ヴィーガン女性の批判的なレビューを受けて憤慨したマウンテン氏はFYREのFacebookページに「悲しいことに、すべてのヴィーガンのお客様は現在、精神的健康の理由から入店することはできません。ご理解のほどよろしくお願いいたします」と投稿しました。
マウンテン氏のこの投稿を受けて、FYREには多くの星1レビューが集まり、当初星4だったFYREのGoogle評価は2.8にまで低下しました。しかしマウンテン氏は「このたびは否定的なレビューをありがとうございます。あなたのこの店での体験を自由に共有してください。二度とお目にかからないことを祈っています」と反論しています。
一方でFYREに対しては「以前行ったことがある」という人々がFYREを非難しており、「ヴィーガンに対して野菜を調理できないシェフは本当にシェフと呼べるのでしょうか」「スタッフの態度が悪く、料理の味は一定の基準に達していません」といった意見や「この店で鶏肉を食べたあと気分が悪くなりました。おそらく調理は適切でしたが、食材の保管状況が悪い可能性があります」との真偽不明の批判も寄せられています。
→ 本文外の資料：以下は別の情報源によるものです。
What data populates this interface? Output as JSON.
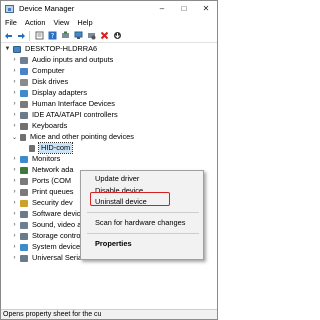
{
  "window": {
    "title": "Device Manager",
    "icon": "device-manager-icon",
    "controls": [
      "–",
      "□",
      "✕"
    ]
  },
  "menu": [
    "File",
    "Action",
    "View",
    "Help"
  ],
  "toolbar": {
    "icons": [
      "back-arrow-icon",
      "forward-arrow-icon",
      "properties-sheet-icon",
      "help-icon",
      "update-driver-icon",
      "monitor-icon",
      "disable-device-icon",
      "uninstall-x-icon",
      "scan-hardware-icon"
    ]
  },
  "tree": {
    "root": "DESKTOP-HLDRRA6",
    "items": [
      {
        "label": "Audio inputs and outputs",
        "icon": "speaker-icon",
        "color": "#6e7f93"
      },
      {
        "label": "Computer",
        "icon": "computer-icon",
        "color": "#4a82c6"
      },
      {
        "label": "Disk drives",
        "icon": "disk-drive-icon",
        "color": "#8a8a8a"
      },
      {
        "label": "Display adapters",
        "icon": "display-adapter-icon",
        "color": "#3f8ac9"
      },
      {
        "label": "Human Interface Devices",
        "icon": "hid-icon",
        "color": "#7a7a7a"
      },
      {
        "label": "IDE ATA/ATAPI controllers",
        "icon": "ide-controller-icon",
        "color": "#6a7a8a"
      },
      {
        "label": "Keyboards",
        "icon": "keyboard-icon",
        "color": "#707070"
      },
      {
        "label": "Mice and other pointing devices",
        "icon": "mouse-icon",
        "color": "#707070",
        "expanded": true
      },
      {
        "label": "HID-com",
        "icon": "mouse-icon",
        "color": "#707070",
        "child": true,
        "selected": true
      },
      {
        "label": "Monitors",
        "icon": "monitor-icon",
        "color": "#3f8ac9"
      },
      {
        "label": "Network ada",
        "icon": "network-adapter-icon",
        "color": "#3b7a3b"
      },
      {
        "label": "Ports (COM",
        "icon": "port-icon",
        "color": "#7a7a7a"
      },
      {
        "label": "Print queues",
        "icon": "printer-icon",
        "color": "#7a7a7a"
      },
      {
        "label": "Security dev",
        "icon": "security-device-icon",
        "color": "#c9a227"
      },
      {
        "label": "Software devices",
        "icon": "software-device-icon",
        "color": "#6a7a8a"
      },
      {
        "label": "Sound, video and game controllers",
        "icon": "sound-controller-icon",
        "color": "#6e7f93"
      },
      {
        "label": "Storage controllers",
        "icon": "storage-controller-icon",
        "color": "#6a7a8a"
      },
      {
        "label": "System devices",
        "icon": "system-device-icon",
        "color": "#3f8ac9"
      },
      {
        "label": "Universal Serial Bus controllers",
        "icon": "usb-icon",
        "color": "#6a7a8a"
      }
    ]
  },
  "context_menu": {
    "update_driver": "Update driver",
    "disable_device": "Disable device",
    "uninstall_device": "Uninstall device",
    "scan": "Scan for hardware changes",
    "properties": "Properties",
    "highlight_color": "#d42020"
  },
  "status": "Opens property sheet for the cu"
}
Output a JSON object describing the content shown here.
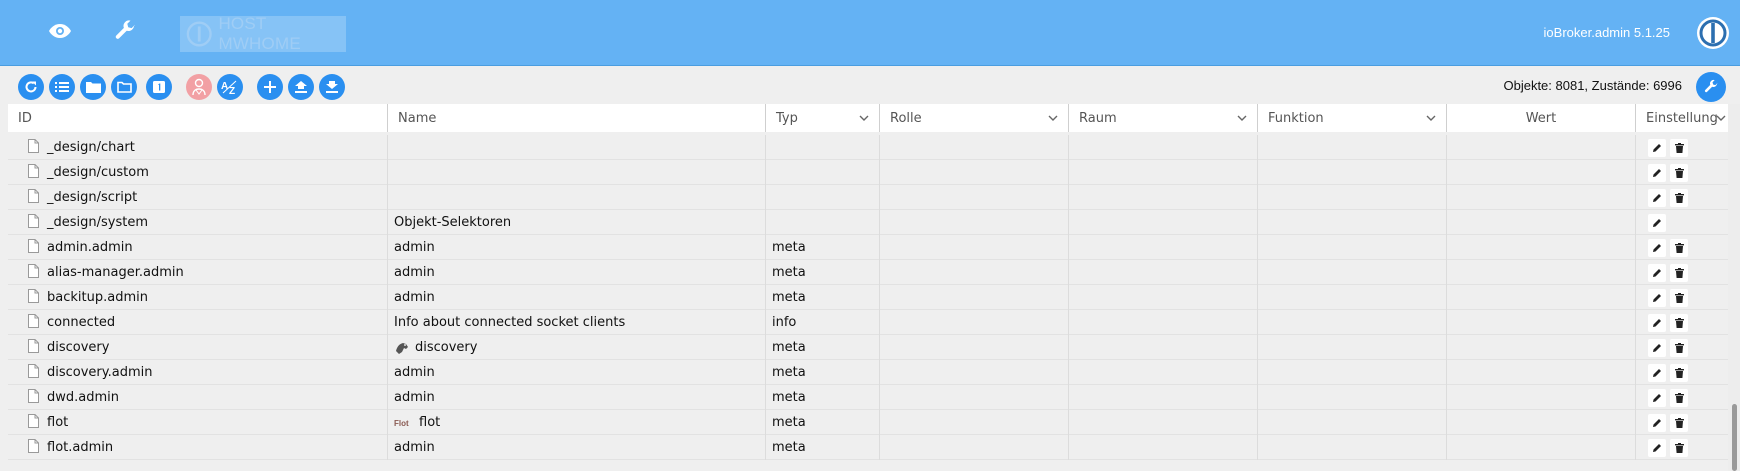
{
  "header": {
    "host_label": "HOST MWHOME",
    "version": "ioBroker.admin 5.1.25",
    "icons": [
      "eye-icon",
      "wrench-icon",
      "iobroker-logo-icon"
    ]
  },
  "toolbar": {
    "buttons": [
      "refresh-icon",
      "list-icon",
      "folder-icon",
      "folder-outline-icon",
      "number-one-icon",
      "expert-mode-icon",
      "sort-az-icon",
      "plus-icon",
      "upload-icon",
      "download-icon"
    ],
    "counts": "Objekte: 8081, Zustände: 6996"
  },
  "columns": {
    "id": "ID",
    "name": "Name",
    "typ": "Typ",
    "rolle": "Rolle",
    "raum": "Raum",
    "funktion": "Funktion",
    "wert": "Wert",
    "einstellungen": "Einstellung"
  },
  "rows": [
    {
      "id": "_design/chart",
      "name": "",
      "type": "",
      "deletable": true
    },
    {
      "id": "_design/custom",
      "name": "",
      "type": "",
      "deletable": true
    },
    {
      "id": "_design/script",
      "name": "",
      "type": "",
      "deletable": true
    },
    {
      "id": "_design/system",
      "name": "Objekt-Selektoren",
      "type": "",
      "deletable": false
    },
    {
      "id": "admin.admin",
      "name": "admin",
      "type": "meta",
      "deletable": true
    },
    {
      "id": "alias-manager.admin",
      "name": "admin",
      "type": "meta",
      "deletable": true
    },
    {
      "id": "backitup.admin",
      "name": "admin",
      "type": "meta",
      "deletable": true
    },
    {
      "id": "connected",
      "name": "Info about connected socket clients",
      "type": "info",
      "deletable": true
    },
    {
      "id": "discovery",
      "name": "discovery",
      "type": "meta",
      "deletable": true,
      "name_icon": "discovery-dog-icon"
    },
    {
      "id": "discovery.admin",
      "name": "admin",
      "type": "meta",
      "deletable": true
    },
    {
      "id": "dwd.admin",
      "name": "admin",
      "type": "meta",
      "deletable": true
    },
    {
      "id": "flot",
      "name": "flot",
      "type": "meta",
      "deletable": true,
      "name_icon": "flot-logo-icon"
    },
    {
      "id": "flot.admin",
      "name": "admin",
      "type": "meta",
      "deletable": true
    }
  ],
  "colors": {
    "header_bg": "#64b2f4",
    "button_bg": "#2a8ff0",
    "button_disabled_bg": "#f2a0a4"
  }
}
このような意見を受けてマウンテン氏は「ヴィーガンを入店拒否する投稿をしたことは後悔していませんが、否定的なレビューで私のビジネスに損害を与える人に対しては怒りを覚えます」と述べています。
また、マウンテン氏の投稿とその後のレビュー爆撃の報道が広まると、マウンテン氏を支持する大勢のユーザーが肯定的なレビューを送信しました。海外メディアのFortuneによると、一度星2.8まで低下したFYREのGoogle評価は多数の肯定的なレビューを受けて星4.5に急上昇したとのこと。寄せられた意見には「FYREの料理は完成度が高く、価格も品質に見合ったものです」「FYREの料理が大好きです!スタッフの質も非常に良く、肉を食べたい人にはこのレストランを強くお勧めします。ヴィーガンのような劣ったダイエットをする人はFYREを訪れる必要はありません」などが記されています。
こうした支援もあって、マウンテン氏の店の経営は劇的に回復したとのこと。マウンテン氏は「物事がとんでもなくうまくいっています。いつもは、この美しいレストランに6人ほどのお客様しかいないのに、この前の夜には35人からディナーの予約が入りました。ヴィーガンの皆さんには本当に感謝しています。これで私は新しい牧場を買って、動物たちに素晴らしいお世話をすることができます」と話しました。
一方で、活動家のタッシュ・ピーターソン氏は「マウンテン氏がヴィーガン女性からの正当な苦情に腹を立てて、ヴィーガン全体を差別することは決して許される行為ではありません。このシェフの行動はイスラム教徒や女性を差別する人と何も変わらないと思います。これは露骨な差別の一種です」と強く批判しています。